SAN FRANCISCO — Only about half of hypertensive individuals check their blood pressure at home with any regularity, although that number rose slightly in recent years, national survey data showed.

Weekly or monthly home blood pressure monitoring was reported by 49.1% of hypertensive adults across 2010 and 2012 surveys combined, Carma Ayala, BSN, MPH, PhD, of the CDC in Atlanta, and colleagues found.

That was up from 43.2% in the same survey series from 2005-2008.

Motivation — as indicated by being on treatment, working on healthy habits, and being in regular contact with the healthcare system — appeared to be a factor, Ayala reported here at the American Society of Hypertension meeting.

“The more you are enfranchised in your health, the better,” commented Donald DiPette, MD, of the University of South Carolina in Columbia. “Expanding that group would make a significant difference. We’re only halfway there.”

He pointed to the need to get out the message and amp up patient education to reach the other 50%.

Ayala agreed and suggested that motivational interviewing techniques might be helpful given the findings.

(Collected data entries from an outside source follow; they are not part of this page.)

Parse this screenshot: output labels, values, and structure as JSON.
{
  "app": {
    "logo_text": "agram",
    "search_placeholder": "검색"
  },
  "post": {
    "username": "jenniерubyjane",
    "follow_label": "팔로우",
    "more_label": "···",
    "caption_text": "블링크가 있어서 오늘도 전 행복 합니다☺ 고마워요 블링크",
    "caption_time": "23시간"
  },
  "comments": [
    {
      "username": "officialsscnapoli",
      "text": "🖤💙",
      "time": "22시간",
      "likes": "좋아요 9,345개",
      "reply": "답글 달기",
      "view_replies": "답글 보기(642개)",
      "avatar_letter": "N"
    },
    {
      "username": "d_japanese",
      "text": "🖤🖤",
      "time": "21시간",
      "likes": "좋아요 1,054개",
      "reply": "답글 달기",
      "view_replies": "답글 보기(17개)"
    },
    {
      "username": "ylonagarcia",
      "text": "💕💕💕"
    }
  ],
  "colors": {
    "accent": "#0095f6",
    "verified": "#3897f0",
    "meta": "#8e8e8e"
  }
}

Guidelines recommend routine use of home blood pressure monitors in hypertension, which clinical trials have shown to help improve blood pressure control.

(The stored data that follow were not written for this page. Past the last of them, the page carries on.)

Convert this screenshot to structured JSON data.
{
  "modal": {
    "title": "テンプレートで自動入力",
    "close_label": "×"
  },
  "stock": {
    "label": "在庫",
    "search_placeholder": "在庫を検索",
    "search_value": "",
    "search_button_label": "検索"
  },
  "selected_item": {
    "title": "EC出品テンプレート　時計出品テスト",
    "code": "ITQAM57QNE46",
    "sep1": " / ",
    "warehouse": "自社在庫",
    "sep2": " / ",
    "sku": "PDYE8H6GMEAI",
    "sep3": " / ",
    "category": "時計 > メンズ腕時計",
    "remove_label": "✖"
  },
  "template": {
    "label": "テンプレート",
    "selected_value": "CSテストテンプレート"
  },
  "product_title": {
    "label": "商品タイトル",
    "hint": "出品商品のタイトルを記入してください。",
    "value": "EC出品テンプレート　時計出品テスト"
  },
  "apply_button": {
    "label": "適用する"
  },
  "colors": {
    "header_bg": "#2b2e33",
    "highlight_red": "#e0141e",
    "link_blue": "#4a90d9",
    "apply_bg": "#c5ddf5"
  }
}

The analysis included combined data from the 2010 and 2012 iterations of the annual HealthStyles survey, conducted by the private firms Porter Novelli and Knowledge Networks, of 10,000 randomly-selected households, weighted to be nationally representative for age, sex, race, income, and household size.

Averaged across the two surveys, 26.5% of adults reported hypertension, defined by high blood pressure on two or more doctor visits or use of antihypertensive medication.

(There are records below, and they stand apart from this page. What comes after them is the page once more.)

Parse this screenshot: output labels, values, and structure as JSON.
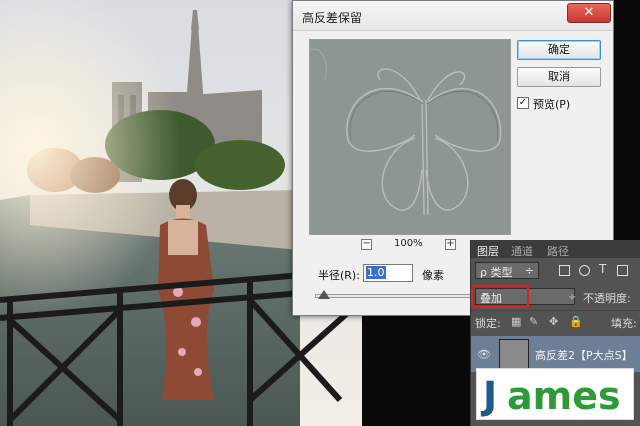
{
  "dialog": {
    "title": "高反差保留",
    "close_glyph": "✕",
    "ok_label": "确定",
    "cancel_label": "取消",
    "preview_label": "预览(P)",
    "preview_checked_glyph": "✓",
    "zoom_value": "100%",
    "zoom_out_glyph": "−",
    "zoom_in_glyph": "+",
    "radius_label": "半径(R):",
    "radius_value": "1.0",
    "radius_unit": "像素"
  },
  "layers_panel": {
    "tabs": [
      "图层",
      "通道",
      "路径"
    ],
    "filter_label": "ρ 类型",
    "filter_arrow": "÷",
    "filter_T": "T",
    "blend_mode": "叠加",
    "blend_arrow": "÷",
    "opacity_label": "不透明度:",
    "lock_label": "锁定:",
    "lock_glyph": "🔒",
    "fill_label": "填充:",
    "layer_name": "高反差2【P大点S】",
    "eye_glyph": "👁"
  },
  "watermark": {
    "text": "James"
  },
  "colors": {
    "accent_blue": "#3a8fd8",
    "blend_highlight": "#e02020",
    "watermark_blue": "#1f5a8a",
    "watermark_green": "#2e9a3a"
  }
}
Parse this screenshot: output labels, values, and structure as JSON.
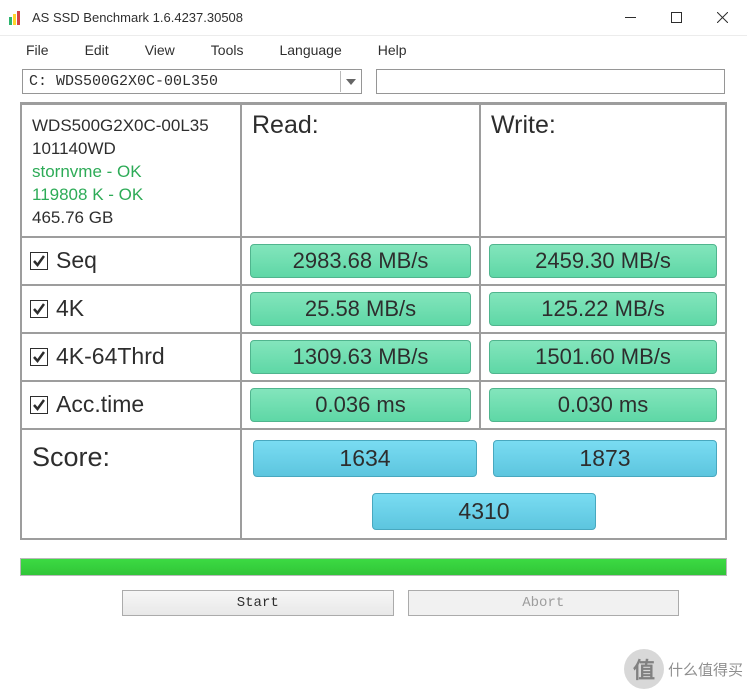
{
  "titlebar": {
    "title": "AS SSD Benchmark 1.6.4237.30508"
  },
  "menu": {
    "file": "File",
    "edit": "Edit",
    "view": "View",
    "tools": "Tools",
    "language": "Language",
    "help": "Help"
  },
  "drive": {
    "selected": "C: WDS500G2X0C-00L350"
  },
  "device": {
    "model": "WDS500G2X0C-00L35",
    "serial": "101140WD",
    "driver_line": "stornvme - OK",
    "align_line": "119808 K - OK",
    "capacity": "465.76 GB"
  },
  "headers": {
    "read": "Read:",
    "write": "Write:",
    "score": "Score:"
  },
  "tests": {
    "seq": {
      "label": "Seq",
      "read": "2983.68 MB/s",
      "write": "2459.30 MB/s"
    },
    "k4": {
      "label": "4K",
      "read": "25.58 MB/s",
      "write": "125.22 MB/s"
    },
    "k4_64": {
      "label": "4K-64Thrd",
      "read": "1309.63 MB/s",
      "write": "1501.60 MB/s"
    },
    "acc": {
      "label": "Acc.time",
      "read": "0.036 ms",
      "write": "0.030 ms"
    }
  },
  "score": {
    "read": "1634",
    "write": "1873",
    "total": "4310"
  },
  "buttons": {
    "start": "Start",
    "abort": "Abort"
  },
  "watermark": {
    "char": "值",
    "text": "什么值得买"
  }
}
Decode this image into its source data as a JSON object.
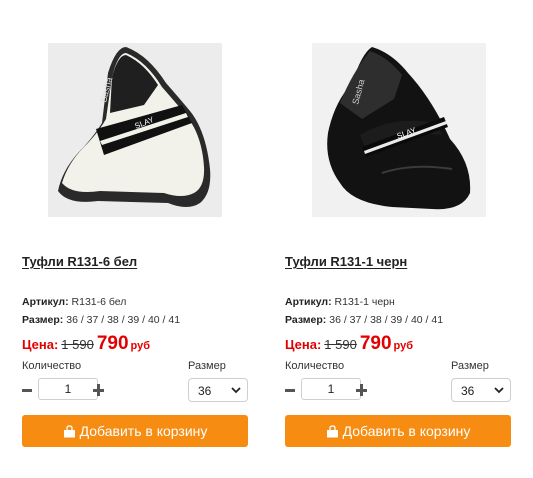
{
  "products": [
    {
      "title": "Туфли R131-6 бел",
      "article_label": "Артикул:",
      "article": "R131-6 бел",
      "size_label": "Размер:",
      "sizes": "36 / 37 / 38 / 39 / 40 / 41",
      "price_label": "Цена:",
      "old_price": "1 590",
      "new_price": "790",
      "currency": "руб",
      "quantity_label": "Количество",
      "quantity": "1",
      "size_select_label": "Размер",
      "selected_size": "36",
      "add_to_cart": "Добавить в корзину",
      "color": "white",
      "image_icon": "loafer-white-icon"
    },
    {
      "title": "Туфли R131-1 черн",
      "article_label": "Артикул:",
      "article": "R131-1 черн",
      "size_label": "Размер:",
      "sizes": "36 / 37 / 38 / 39 / 40 / 41",
      "price_label": "Цена:",
      "old_price": "1 590",
      "new_price": "790",
      "currency": "руб",
      "quantity_label": "Количество",
      "quantity": "1",
      "size_select_label": "Размер",
      "selected_size": "36",
      "add_to_cart": "Добавить в корзину",
      "color": "black",
      "image_icon": "loafer-black-icon"
    }
  ],
  "strap_text": "SLAY",
  "insole_brand": "Sasha",
  "colors": {
    "accent_button": "#f78c12",
    "price_red": "#e30000"
  }
}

Of the slightly less than half of hypertensive adults who reported regular home blood pressure monitor use, 65% said they never checked the accuracy of their monitor. Most of the rest calibrated their device at the doctor’s office with varying frequency.

Patients who weren’t being treated and were less involved in their health appeared to be less likely to regularly check blood pressure levels at home. The adjusted odds were:

  • 43% lower for those not taking at least one of four recommended lifestyle actions to lower blood pressure
  • 73% lower among those ages 18 to 44 versus 65 and older
  • 27% lower among those without regular visits to their healthcare provider (three or more in the prior year)

Also, those not on antihypertensives had about half the likelihood of regular monitoring as those on medication for their condition.

Other chronic health conditions — diabetes, congestive heart failure, and atrial fibrillation — were significantly associated with higher rates of regular home blood pressure monitoring.

Limitations of the study included lack of data on type of home blood pressure cuff used, as some are more accurate than others, and the use of self-reported data.

Further monitoring of trends in home blood pressure checks will be important, DiPette noted.

“It’s not only because we want to track good health behaviors,” he said. “But what we really want to know are why are the other 50% not [monitoring their blood pressure], and how can we [develop a strategy to] implement interventions that will reach out to those individuals.”